We welcome feedback from the community on the data structure, design and functionality. Share first impressions, or sign up for invites to future feedback activities in this short form. Submit questions, bugs, and feature requests for the CryoET Data Portal via GitHub issues.

Getting Started

Amazon Web Services S3 Bucket Info

The CryoET Data Portal S3 bucket supports public access. The bucket URL is:

s3://cryoet-data-portal-public

To list the bucket contents with the S3 CLI without credentials, please use the following:

aws s3 ls --no-sign-request s3://cryoet-data-portal-public

CryoET Workflow Overview

CZII Graphic Github

Electron Tomography workflow and the data we provide.

A. Sample is rotated to different tilt angles and electrons pass through to produce projection images of the 3D volume

B. We provide raw movie frames collected by a direct detector and may also provide these stacked into a tilt series of images

C. A 3D tomographic reconstructed volume is produced by back projecting projections which are first corrected in a variety of ways (motion correction, CTF estimation, etc.)

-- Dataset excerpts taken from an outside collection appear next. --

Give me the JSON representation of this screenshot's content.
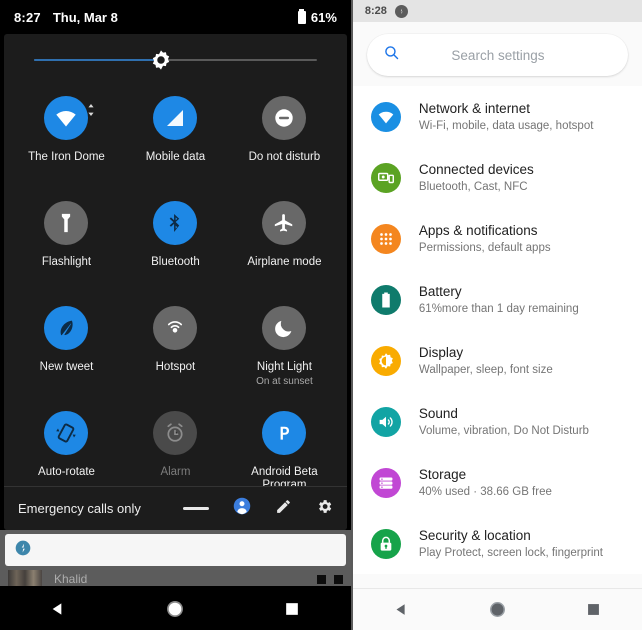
{
  "quick_settings": {
    "status_bar": {
      "time": "8:27",
      "date": "Thu, Mar 8",
      "battery_percent": "61%",
      "battery_icon": "battery-icon"
    },
    "brightness": {
      "icon": "brightness-icon",
      "value_percent": 45,
      "fill_color": "#2f6fae",
      "track_color": "#5a5a5a"
    },
    "tiles": [
      {
        "id": "wifi",
        "label": "The Iron Dome",
        "sub": "",
        "state": "on",
        "icon": "wifi-icon",
        "has_detail_arrow": true
      },
      {
        "id": "mobile-data",
        "label": "Mobile data",
        "sub": "",
        "state": "on",
        "icon": "signal-cellular-icon",
        "has_detail_arrow": false
      },
      {
        "id": "dnd",
        "label": "Do not disturb",
        "sub": "",
        "state": "off",
        "icon": "do-not-disturb-icon",
        "has_detail_arrow": false
      },
      {
        "id": "flashlight",
        "label": "Flashlight",
        "sub": "",
        "state": "off",
        "icon": "flashlight-icon",
        "has_detail_arrow": false
      },
      {
        "id": "bluetooth",
        "label": "Bluetooth",
        "sub": "",
        "state": "on",
        "icon": "bluetooth-icon",
        "has_detail_arrow": false
      },
      {
        "id": "airplane",
        "label": "Airplane mode",
        "sub": "",
        "state": "off",
        "icon": "airplane-icon",
        "has_detail_arrow": false
      },
      {
        "id": "new-tweet",
        "label": "New tweet",
        "sub": "",
        "state": "on",
        "icon": "feather-icon",
        "has_detail_arrow": false
      },
      {
        "id": "hotspot",
        "label": "Hotspot",
        "sub": "",
        "state": "off",
        "icon": "hotspot-icon",
        "has_detail_arrow": false
      },
      {
        "id": "night-light",
        "label": "Night Light",
        "sub": "On at sunset",
        "state": "off",
        "icon": "moon-icon",
        "has_detail_arrow": false
      },
      {
        "id": "auto-rotate",
        "label": "Auto-rotate",
        "sub": "",
        "state": "on",
        "icon": "screen-rotation-icon",
        "has_detail_arrow": false
      },
      {
        "id": "alarm",
        "label": "Alarm",
        "sub": "",
        "state": "dim",
        "icon": "alarm-icon",
        "has_detail_arrow": false
      },
      {
        "id": "android-beta",
        "label": "Android Beta Program",
        "sub": "",
        "state": "on",
        "icon": "android-beta-icon",
        "has_detail_arrow": false
      }
    ],
    "footer": {
      "carrier_text": "Emergency calls only",
      "icons": [
        {
          "id": "collapse-handle",
          "icon": "dash-handle-icon"
        },
        {
          "id": "user",
          "icon": "user-avatar-icon"
        },
        {
          "id": "edit",
          "icon": "pencil-icon"
        },
        {
          "id": "settings",
          "icon": "gear-icon"
        }
      ]
    },
    "notification": {
      "card_icon": "app-badge-icon",
      "sender": "Khalid"
    },
    "nav_bar": {
      "back": "back-triangle-icon",
      "home": "home-circle-icon",
      "recents": "recents-square-icon"
    }
  },
  "settings_app": {
    "status_bar": {
      "time": "8:28",
      "icon": "app-badge-icon"
    },
    "search": {
      "icon": "search-icon",
      "placeholder": "Search settings",
      "value": ""
    },
    "items": [
      {
        "title": "Network & internet",
        "sub": "Wi-Fi, mobile, data usage, hotspot",
        "icon": "wifi-icon",
        "color": "#1a8fe3"
      },
      {
        "title": "Connected devices",
        "sub": "Bluetooth, Cast, NFC",
        "icon": "connected-devices-icon",
        "color": "#5ba323"
      },
      {
        "title": "Apps & notifications",
        "sub": "Permissions, default apps",
        "icon": "apps-grid-icon",
        "color": "#f4861f"
      },
      {
        "title": "Battery",
        "sub": "61%more than 1 day remaining",
        "icon": "battery-icon",
        "color": "#0f7b6c"
      },
      {
        "title": "Display",
        "sub": "Wallpaper, sleep, font size",
        "icon": "brightness-icon",
        "color": "#f9ab00"
      },
      {
        "title": "Sound",
        "sub": "Volume, vibration, Do Not Disturb",
        "icon": "volume-icon",
        "color": "#12a4a4"
      },
      {
        "title": "Storage",
        "sub": "40% used · 38.66 GB free",
        "icon": "storage-icon",
        "color": "#c147d4"
      },
      {
        "title": "Security & location",
        "sub": "Play Protect, screen lock, fingerprint",
        "icon": "lock-icon",
        "color": "#16a34a"
      }
    ],
    "nav_bar": {
      "back": "back-triangle-icon",
      "home": "home-circle-icon",
      "recents": "recents-square-icon"
    }
  }
}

D. We provide the 3D volume together with any available point annotations or semantic segmentations of macromolecular complexes for each volume

Citing the CryoET Data Portal

Data from the portal must acknowledge the data providers and the original publications. The following is provided as an example:

Some of the data used in this work was provided by the group(s) of Julia Mahamid (EMBL)/Jürgen Plitzko (MPI) [see beta site for current details]. The work is described more fully in the publication:

Provider

Julia Mahamid

Julia Mahamid

Jürgen Plitzko

Dataset name

10000

10001

10004

Acknowledgement

doi:10.1038/s41592-022-01746-2

doi:10.1038/s41592-022-01746-2

doi:10.1101/2023.04.28.538734

Note

Segmentation experts and developers are also encouraged to get in touch with the data providers if they feel they have developed a useful tool that might help to process the entirety of the datasets (which are much larger than the subsets provided for the portal) more efficiently or effectively.